About Our City

Brief History of Warsaw, Poland

Poland has a rough, but also fascinating history. For 123 years, from 1795 to 1918, Poland did not exist as a country and its land was integrated into the Austrian Empire, Prussia, and Russia. Despite the oppression Poles faced under foreign rule, they kept the culture alive through nurturing traditions, customs, and the Polish language. Even after regaining independence on November 11th of 1918, Poland did not experience peace for a long time. The Second World War devastated most Polish cities, especially Warsaw which was once called the “Paris of the East”. After the Warsaw Uprising in 1944, 63 days of ruthless warfare, 16,000 soldiers died in combat, 6,000 were badly injured and about 200,000 civilians were killed – mainly through mass executions. Nearly 90% of buildings in the capital were destroyed including the entire Old Town. As joyful as the end of the war was, Poles did not experience true freedom and peace until 1989 — the year which marked the fall of the communist regime.


Old Town in Warsaw
Christmas Market in the Old Town

Warsaw is full of interesting both historical and modern sites. The heart of Warsaw is the Old Town Market Place, rich in restaurants, cafés and shops. Surrounding streets feature medieval architecture such as the city walls, the Barbican and St. John’s Cathedral. In the winter, the Old Town is revived with the festivities of the Christmas season. The Christmas market and the ice skating rink make it seem like a winter wonderland. For the fans of art history, the National Museum is a great destination for learning about medieval and renaissance pieces.

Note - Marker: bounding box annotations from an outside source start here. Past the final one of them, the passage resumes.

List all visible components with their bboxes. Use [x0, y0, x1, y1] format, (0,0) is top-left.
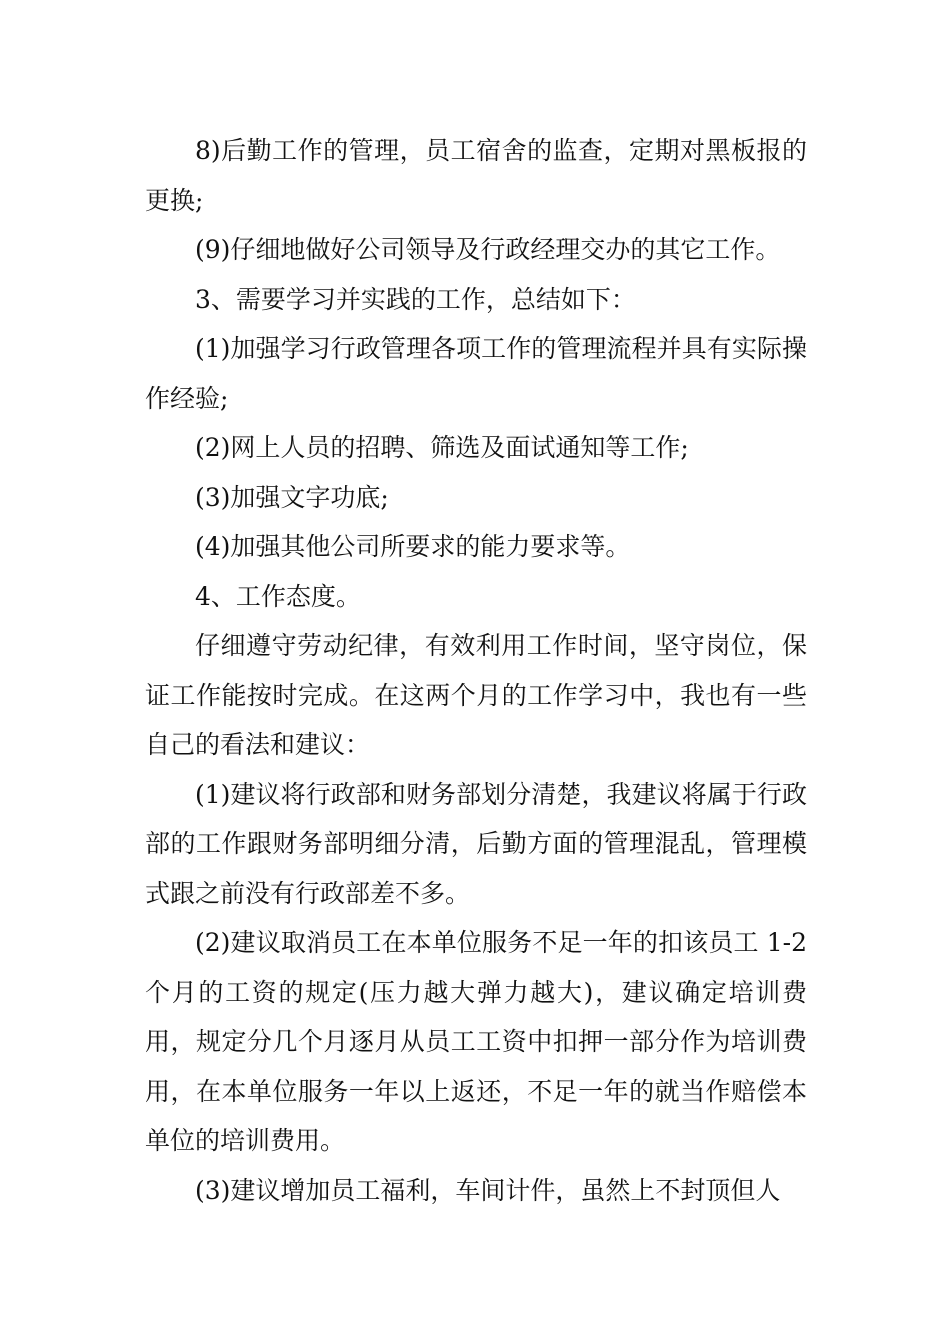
paragraph-online-recruiting: (2)网上人员的招聘、筛选及面试通知等工作; [195, 433, 689, 462]
paragraph-learn-admin-process: (1)加强学习行政管理各项工作的管理流程并具有实际操作经验; [145, 334, 807, 413]
paragraph-attitude-summary: 仔细遵守劳动纪律，有效利用工作时间，坚守岗位，保证工作能按时完成。在这两个月的工作学习中，我也有一些自己的看法和建议： [145, 631, 807, 759]
heading-work-to-learn: 3、需要学习并实践的工作，总结如下： [195, 284, 636, 314]
document-body [145, 126, 807, 1215]
paragraph-writing-skills: (3)加强文字功底; [195, 482, 389, 512]
paragraph-other-assigned-work: (9)仔细地做好公司领导及行政经理交办的其它工作。 [195, 235, 781, 264]
paragraph-logistics-management: 8)后勤工作的管理，员工宿舍的监查，定期对黑板报的更换; [145, 136, 807, 215]
paragraph-other-abilities: (4)加强其他公司所要求的能力要求等。 [195, 532, 631, 561]
heading-work-attitude: 4、工作态度。 [195, 581, 361, 611]
paragraph-suggestion-3: (3)建议增加员工福利，车间计件，虽然上不封顶但人 [195, 1175, 781, 1205]
paragraph-suggestion-1: (1)建议将行政部和财务部划分清楚，我建议将属于行政部的工作跟财务部明细分清，后勤方面的管理混乱，管理模式跟之前没有行政部差不多。 [145, 779, 807, 908]
paragraph-suggestion-2: (2)建议取消员工在本单位服务不足一年的扣该员工 1-2 个月的工资的规定(压力越大弹力越大)，建议确定培训费用，规定分几个月逐月从员工工资中扣押一部分作为培训费用，在本单位服务一年以上返还，不足一年的就当作赔偿本单位的培训费用。 [145, 928, 807, 1155]
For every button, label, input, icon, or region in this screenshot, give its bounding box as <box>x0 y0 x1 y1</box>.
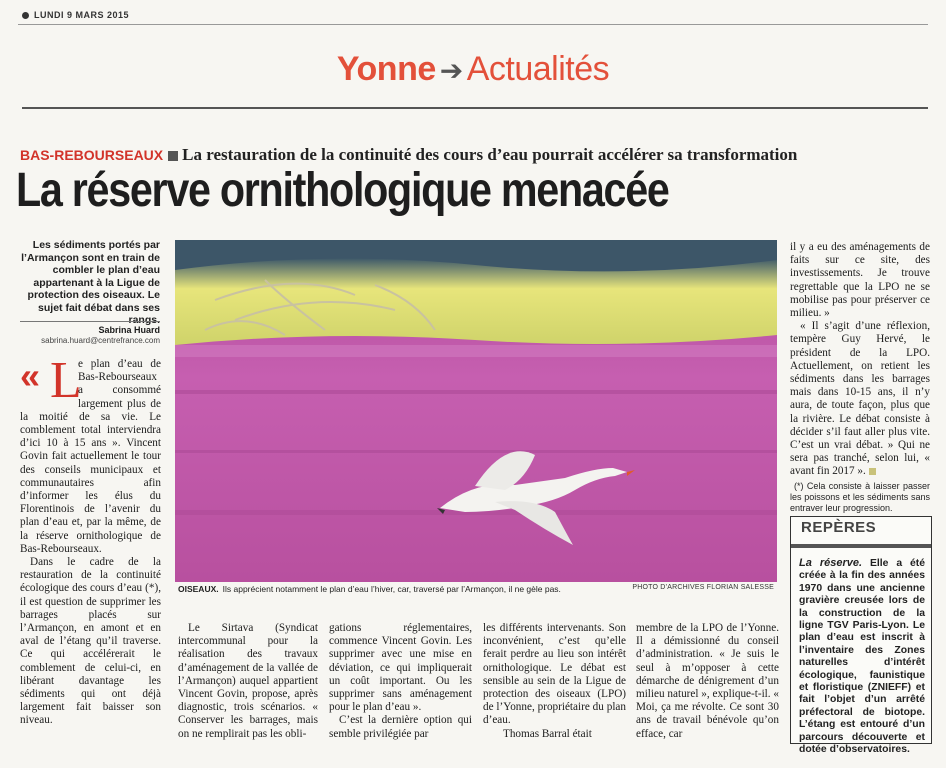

The Palace of Culture and Science, the tallest building in Warsaw, has an observation deck from which you can see the entire city landscape. Finally, the Copernicus Science Center is the ultimate museum for science lovers. Each exhibition in the center is interactive, educational, but also very fun!

Copernicus Science Center


December in Warsaw is rather cold with temperatures at night or sometimes even during the day falling below -10C. The average, however, is from -3C to 2C but winds and snow flurries can make the apparent temperature seem lower.  

Make sure to bring warm jackets, scarves, hats, and maybe even gloves. We also recommend bringing sweaters to wear inside the school as it might get cold. Lastly, please bring appropriate, waterproof footwear for walking outside as it may rain or even snow. 


Warsaw’s many restaurant offer plenty of international culinary experiences, however, traditional food is certainly worth trying when visiting the capital.

For example, the most famous Polish food is called pierogi. These are boiled dumpling with many possible fillings ranging from meat to cabbage to fruit. Kiełbasa, a type of sausage made from mixed meats, is also a favorite among Poles.

On the sweeter side, almost everyone enjoys caramel sweets called krówki. Szarlotka and sernik are two types of Polish desserts with the former being very similar to apple pie and the latter to cheesecake.